The Arrow was deployed in 2000, and Israel and the United States have since conducted a joint, biennial missile defense exercise, called Juniper Cobra, to work on integrating the weapons, radars and other systems of the two countries. Israel, for example, has the advanced U.S. X-Band radar stationed in the Negev desert. Israeli defense industry officials say the country also has almost real-time access to some U.S. satellite data, an important part of its early-warning system.
The next joint exercise is scheduled for October.
As concern shifted to the threat of long-range missiles from Iran -- the countries are about 700 miles apart at the closest point, well within the known range of Iranian missiles -- it also focused on the shorter-range weapons that Hezbollah and Hamas have turned on Israel in the past few years.
The rockets fired by Hezbollah at northern Israel during the 2006 Israel-Lebanon war led Israeli officials to accelerate work on a short-range-missile defense system, as did recent Grad strikes against Ashkelon, a Mediterranean city of about 120,000 people and the site of major electricity, desalinization and other facilities.
As it stands, "we have no defenses, no shelters, no public buildings being protected," said Alan Marcus, the city's director of strategic planning and architect of a plan developed to cope with the about 80 missile strikes since 2006.
"What do we do? Close the beach and tell people there might be a missile attack?" Marcus said.

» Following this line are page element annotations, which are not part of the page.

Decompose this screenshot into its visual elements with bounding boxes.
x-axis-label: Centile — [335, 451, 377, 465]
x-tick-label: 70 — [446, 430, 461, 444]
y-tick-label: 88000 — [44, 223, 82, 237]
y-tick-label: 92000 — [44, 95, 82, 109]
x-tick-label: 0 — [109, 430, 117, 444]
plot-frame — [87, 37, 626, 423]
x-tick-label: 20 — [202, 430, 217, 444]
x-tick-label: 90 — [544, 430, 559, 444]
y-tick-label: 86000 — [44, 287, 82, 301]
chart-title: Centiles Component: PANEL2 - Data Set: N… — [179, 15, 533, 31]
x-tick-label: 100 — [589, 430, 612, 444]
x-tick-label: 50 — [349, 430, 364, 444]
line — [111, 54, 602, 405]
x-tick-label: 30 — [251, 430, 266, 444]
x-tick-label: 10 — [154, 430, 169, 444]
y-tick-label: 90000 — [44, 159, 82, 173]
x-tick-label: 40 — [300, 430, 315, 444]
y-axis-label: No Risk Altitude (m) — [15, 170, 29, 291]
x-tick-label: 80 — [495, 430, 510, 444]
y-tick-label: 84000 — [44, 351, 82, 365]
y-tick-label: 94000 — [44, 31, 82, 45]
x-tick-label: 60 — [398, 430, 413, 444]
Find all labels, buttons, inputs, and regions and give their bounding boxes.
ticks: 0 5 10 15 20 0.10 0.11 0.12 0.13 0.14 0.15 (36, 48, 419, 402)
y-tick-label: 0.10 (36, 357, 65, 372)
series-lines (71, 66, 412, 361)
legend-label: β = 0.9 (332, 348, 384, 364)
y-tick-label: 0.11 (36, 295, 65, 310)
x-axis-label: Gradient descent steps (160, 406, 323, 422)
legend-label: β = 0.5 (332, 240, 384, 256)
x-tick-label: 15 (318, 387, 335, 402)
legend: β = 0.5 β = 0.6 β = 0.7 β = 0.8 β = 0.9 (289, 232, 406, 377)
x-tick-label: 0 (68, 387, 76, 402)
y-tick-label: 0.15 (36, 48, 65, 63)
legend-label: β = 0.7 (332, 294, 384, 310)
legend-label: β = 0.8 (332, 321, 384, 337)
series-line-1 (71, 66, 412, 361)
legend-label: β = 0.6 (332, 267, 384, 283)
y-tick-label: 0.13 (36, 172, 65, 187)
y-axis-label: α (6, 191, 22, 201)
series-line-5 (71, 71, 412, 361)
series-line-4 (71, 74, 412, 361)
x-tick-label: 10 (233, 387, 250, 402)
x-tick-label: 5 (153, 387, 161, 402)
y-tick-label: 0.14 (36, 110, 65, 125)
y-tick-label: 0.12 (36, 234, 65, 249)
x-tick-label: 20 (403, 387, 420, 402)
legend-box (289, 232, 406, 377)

Beginning next year, Israeli officials say, the Iron Dome system should provide some relief. The mobile launchers initially will be placed around towns and facilities near the Gaza Strip, but they ultimately may be deployed in locations nationwide.

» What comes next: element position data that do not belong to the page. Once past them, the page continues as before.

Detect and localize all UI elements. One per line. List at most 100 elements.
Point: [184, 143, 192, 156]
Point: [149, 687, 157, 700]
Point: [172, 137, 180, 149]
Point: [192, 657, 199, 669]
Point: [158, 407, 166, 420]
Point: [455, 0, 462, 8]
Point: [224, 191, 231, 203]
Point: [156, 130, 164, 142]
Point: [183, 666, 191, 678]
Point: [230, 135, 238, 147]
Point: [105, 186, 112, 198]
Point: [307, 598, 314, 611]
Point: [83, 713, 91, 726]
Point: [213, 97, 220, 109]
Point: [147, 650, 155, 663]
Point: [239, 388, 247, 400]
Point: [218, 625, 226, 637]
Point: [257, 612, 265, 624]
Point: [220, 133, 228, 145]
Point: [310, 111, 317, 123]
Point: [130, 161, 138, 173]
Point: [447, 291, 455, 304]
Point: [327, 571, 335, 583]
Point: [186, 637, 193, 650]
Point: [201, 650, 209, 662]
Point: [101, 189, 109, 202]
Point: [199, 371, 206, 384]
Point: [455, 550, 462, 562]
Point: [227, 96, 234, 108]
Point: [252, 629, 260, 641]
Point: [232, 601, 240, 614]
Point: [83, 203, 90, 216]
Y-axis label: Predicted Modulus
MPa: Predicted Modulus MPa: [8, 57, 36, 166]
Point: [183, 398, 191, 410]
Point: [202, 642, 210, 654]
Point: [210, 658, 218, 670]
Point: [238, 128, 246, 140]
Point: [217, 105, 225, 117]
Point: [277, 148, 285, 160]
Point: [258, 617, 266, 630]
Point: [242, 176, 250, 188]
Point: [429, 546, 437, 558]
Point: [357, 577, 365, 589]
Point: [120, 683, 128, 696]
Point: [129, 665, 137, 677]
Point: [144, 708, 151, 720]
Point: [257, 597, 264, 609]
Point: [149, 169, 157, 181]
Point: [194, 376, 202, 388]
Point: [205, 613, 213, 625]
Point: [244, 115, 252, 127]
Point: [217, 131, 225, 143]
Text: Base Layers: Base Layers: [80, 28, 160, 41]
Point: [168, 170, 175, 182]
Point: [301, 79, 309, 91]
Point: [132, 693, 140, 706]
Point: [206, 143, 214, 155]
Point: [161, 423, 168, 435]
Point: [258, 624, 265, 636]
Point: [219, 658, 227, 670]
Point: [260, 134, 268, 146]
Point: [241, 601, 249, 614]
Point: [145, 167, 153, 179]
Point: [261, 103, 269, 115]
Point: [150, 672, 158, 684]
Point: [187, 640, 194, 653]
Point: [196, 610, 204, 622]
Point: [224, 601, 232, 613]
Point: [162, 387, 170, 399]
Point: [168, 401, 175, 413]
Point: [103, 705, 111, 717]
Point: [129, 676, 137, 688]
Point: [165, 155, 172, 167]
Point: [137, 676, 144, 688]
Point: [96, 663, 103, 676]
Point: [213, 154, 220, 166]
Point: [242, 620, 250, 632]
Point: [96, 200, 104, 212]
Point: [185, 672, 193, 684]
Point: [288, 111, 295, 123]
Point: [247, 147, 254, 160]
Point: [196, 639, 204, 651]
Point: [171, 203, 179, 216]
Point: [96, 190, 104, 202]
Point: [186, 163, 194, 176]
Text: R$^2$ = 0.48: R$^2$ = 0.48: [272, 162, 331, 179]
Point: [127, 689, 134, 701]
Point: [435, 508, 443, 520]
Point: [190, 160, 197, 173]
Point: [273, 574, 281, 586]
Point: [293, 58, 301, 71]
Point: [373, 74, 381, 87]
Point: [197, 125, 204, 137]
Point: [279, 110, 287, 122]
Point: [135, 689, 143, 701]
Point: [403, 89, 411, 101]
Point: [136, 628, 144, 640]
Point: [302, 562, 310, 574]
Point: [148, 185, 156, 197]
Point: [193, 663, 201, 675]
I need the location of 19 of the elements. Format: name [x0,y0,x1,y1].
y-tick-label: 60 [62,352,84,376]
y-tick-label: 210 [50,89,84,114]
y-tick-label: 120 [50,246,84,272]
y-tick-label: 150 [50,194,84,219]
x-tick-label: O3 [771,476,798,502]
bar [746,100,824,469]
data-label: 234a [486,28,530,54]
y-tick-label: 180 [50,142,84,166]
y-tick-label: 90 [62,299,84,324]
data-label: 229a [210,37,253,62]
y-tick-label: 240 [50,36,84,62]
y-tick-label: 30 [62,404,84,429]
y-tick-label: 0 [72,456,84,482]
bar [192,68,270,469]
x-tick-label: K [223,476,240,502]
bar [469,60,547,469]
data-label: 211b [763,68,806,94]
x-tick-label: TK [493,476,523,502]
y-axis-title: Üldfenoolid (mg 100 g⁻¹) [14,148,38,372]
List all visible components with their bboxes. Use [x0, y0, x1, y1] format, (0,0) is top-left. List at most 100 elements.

The system has sparked some controversy. It has not, for example, proved effective against mortar shells and could leave the towns closest to the border areas vulnerable, including chief targets such as Sderot. Critics have pushed for other systems, including a chemical-laser one that Israel was jointly developing with the United States, or the rapid-fire Phalanx guns that can be used to protect key facilities such as power plants.
There is also concern that militant groups could try to overwhelm the system by firing large barrages of comparatively cheap, homemade Qassams -- perhaps not expecting to do damage so much as forcing Israel to spend tens of thousands of dollars a shot to knock them down.
But Israeli officials say systems such as Iron Dome are crucial to the country's military planning -- in terms of preventing damage and diminishing the need to retaliate.
Although many of the rockets fired by Hamas and Hezbollah land on empty land, "one of these times one of the Qassams will hit a bus, and then the government will have to make a decision" about how to react, said Shlomo Dror, a spokesman for the Israel Defense Forces. "There is a bigger issue here than how much it costs. It is going to give us some answers."